Dane takes the single sheet of handwriting from his grandmother and reads, “Dear Mama, Mama dear, do not worry, have no fear. I’m on my way, I cannot stay, I cannot wait another day. I’m in the way of Michael’s joy and though I’m still less man than boy, it’s time for me to find another place to be. But no matter where I go, you’re with me, you and Dor are in my bones and heart and mind, and every song I write is for both of you, and every accolade and brick of gold I earn belongs to you two, for I am made of your love. I am made of my mother and my soulmate Dor. We will never be apart in spirit, and we will be together again, our bodies and voices will be, you’ll see. I’ll call you soon. Love, Theo.”
∆
Two days after Grandma Sue stops eating and drinking, she is sitting between Michael and Carson on the sofa in her living room, with Dane sitting in an armchair facing them.
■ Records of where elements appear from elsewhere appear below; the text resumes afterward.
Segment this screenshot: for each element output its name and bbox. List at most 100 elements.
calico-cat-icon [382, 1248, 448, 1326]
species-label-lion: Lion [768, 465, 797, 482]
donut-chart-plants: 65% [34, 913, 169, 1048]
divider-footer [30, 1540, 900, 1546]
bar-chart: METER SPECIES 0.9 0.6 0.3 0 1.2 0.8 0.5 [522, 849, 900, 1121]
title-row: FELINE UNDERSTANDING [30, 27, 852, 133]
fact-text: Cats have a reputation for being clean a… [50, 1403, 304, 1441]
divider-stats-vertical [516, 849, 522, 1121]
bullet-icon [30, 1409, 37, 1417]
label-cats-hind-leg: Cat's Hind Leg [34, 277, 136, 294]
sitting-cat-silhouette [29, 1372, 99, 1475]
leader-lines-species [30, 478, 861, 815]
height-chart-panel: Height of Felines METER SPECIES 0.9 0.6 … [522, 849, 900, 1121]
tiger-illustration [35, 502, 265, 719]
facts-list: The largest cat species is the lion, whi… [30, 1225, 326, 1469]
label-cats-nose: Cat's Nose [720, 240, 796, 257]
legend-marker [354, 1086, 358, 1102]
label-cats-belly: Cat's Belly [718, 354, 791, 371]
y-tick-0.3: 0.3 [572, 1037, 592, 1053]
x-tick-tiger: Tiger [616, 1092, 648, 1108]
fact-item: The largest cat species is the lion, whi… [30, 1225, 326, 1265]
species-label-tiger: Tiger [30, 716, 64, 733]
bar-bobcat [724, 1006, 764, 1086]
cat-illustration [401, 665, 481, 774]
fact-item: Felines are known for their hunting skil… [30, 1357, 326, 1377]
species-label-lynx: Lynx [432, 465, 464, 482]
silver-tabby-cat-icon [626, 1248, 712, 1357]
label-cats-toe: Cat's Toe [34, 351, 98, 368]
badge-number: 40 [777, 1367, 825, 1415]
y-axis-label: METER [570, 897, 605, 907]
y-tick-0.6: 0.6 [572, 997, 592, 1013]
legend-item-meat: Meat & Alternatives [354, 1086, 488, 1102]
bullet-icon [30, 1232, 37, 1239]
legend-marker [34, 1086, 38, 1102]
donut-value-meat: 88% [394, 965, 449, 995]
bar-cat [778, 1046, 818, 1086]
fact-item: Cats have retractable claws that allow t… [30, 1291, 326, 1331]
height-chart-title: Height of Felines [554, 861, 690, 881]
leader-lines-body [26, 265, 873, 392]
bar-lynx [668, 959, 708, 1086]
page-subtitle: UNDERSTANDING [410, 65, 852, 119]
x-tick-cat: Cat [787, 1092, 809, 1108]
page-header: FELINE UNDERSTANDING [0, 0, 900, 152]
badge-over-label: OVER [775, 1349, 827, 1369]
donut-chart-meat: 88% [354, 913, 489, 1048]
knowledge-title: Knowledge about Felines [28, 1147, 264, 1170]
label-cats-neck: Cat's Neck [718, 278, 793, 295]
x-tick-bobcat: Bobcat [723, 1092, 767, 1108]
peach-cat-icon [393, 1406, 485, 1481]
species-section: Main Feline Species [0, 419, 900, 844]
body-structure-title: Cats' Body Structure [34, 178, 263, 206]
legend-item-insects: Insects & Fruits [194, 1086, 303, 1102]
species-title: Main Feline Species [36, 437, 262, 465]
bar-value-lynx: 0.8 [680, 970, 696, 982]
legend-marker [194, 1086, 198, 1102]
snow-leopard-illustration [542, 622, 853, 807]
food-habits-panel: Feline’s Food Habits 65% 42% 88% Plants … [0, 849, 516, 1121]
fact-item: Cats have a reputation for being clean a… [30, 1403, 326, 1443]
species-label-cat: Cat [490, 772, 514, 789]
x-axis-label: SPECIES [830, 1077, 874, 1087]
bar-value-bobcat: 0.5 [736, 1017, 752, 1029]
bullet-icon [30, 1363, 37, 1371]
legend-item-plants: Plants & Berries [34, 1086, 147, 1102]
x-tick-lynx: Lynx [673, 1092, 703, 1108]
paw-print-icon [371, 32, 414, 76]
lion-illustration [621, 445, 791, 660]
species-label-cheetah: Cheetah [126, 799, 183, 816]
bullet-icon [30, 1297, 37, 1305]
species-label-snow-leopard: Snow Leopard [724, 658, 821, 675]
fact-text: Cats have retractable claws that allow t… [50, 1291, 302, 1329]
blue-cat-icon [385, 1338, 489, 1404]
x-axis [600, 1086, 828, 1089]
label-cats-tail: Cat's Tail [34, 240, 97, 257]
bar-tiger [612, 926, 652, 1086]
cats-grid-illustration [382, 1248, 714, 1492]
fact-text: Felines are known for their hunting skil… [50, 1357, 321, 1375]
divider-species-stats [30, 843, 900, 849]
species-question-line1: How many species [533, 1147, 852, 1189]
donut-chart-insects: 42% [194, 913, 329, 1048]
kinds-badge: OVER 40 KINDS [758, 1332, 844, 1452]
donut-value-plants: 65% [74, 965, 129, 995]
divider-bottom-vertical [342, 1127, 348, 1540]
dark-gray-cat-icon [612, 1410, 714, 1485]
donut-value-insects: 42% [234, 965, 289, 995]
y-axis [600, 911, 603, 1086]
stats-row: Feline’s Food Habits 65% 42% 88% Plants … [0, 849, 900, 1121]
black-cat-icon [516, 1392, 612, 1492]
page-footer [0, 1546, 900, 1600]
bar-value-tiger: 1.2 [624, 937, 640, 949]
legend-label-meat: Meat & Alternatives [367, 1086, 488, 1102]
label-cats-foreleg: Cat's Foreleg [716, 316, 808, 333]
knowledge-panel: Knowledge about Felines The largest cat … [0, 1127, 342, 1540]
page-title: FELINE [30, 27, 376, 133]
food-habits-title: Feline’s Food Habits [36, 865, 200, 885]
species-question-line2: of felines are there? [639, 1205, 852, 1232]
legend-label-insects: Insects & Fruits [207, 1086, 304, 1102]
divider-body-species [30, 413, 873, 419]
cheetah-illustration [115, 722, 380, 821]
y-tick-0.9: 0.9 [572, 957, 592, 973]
Doris and Camille are in the kitchen with Lana making supper.
“I’ve been thinking back over my life,” says Sue, holding hands with her sons, “and I wonder if you can guess the scene I keep seeing over and over again.”
“You’re in the kitchen,” says Michael, gruffly. “It’s winter. Bitter cold outside. Theo is six. I’m eleven. Blizzard’s coming.”
“But the house is toasty,” says Carson, smiling over Sue’s head at Michael. “Mikey and I are out front making a snow man.”
“We get shivery cold and come running inside,” says Michael, looking at Carson and trying not to cry.
“We take off our wet coats and sit on the floor by the front door, helping each other pull off our boots,” says Carson, closing his eyes.
“The house smells so good,” says Michael, closing his eyes, too, “because Mom is baking cinnamon swirls and making cocoa.”
“We run into the kitchen, “says Carson, nodding as he remembers, “and Jeff is sitting at the table working a crossword puzzle.”
“We sit at the table with him,” says Michael, nodding, too, “waiting for Mom to serve us.”
“Now here I come with the cinnamon swirls and cocoa, and coffee for Jeff,” says Sue, smiling sublimely. “And we sit there, the four of us, cozy and happy, eating the swirls and drinking cocoa and coffee, and you both say at the very same time…”
“I hope it snows so much,” say Michael and Carson, their eyes still closed, “we won’t have to go to school tomorrow.”
“And it does,” says Sue, humming in delight. “So the next day we play inside all morning, and I decide to make an apple pie with the last apples in the cellar.”
“I’m afraid to go down there by myself to get the apples Mama wants,” says Carson, opening his eyes and gazing intently at Dane. “But Mikey comes with me, so I’m not afraid, not even a little.”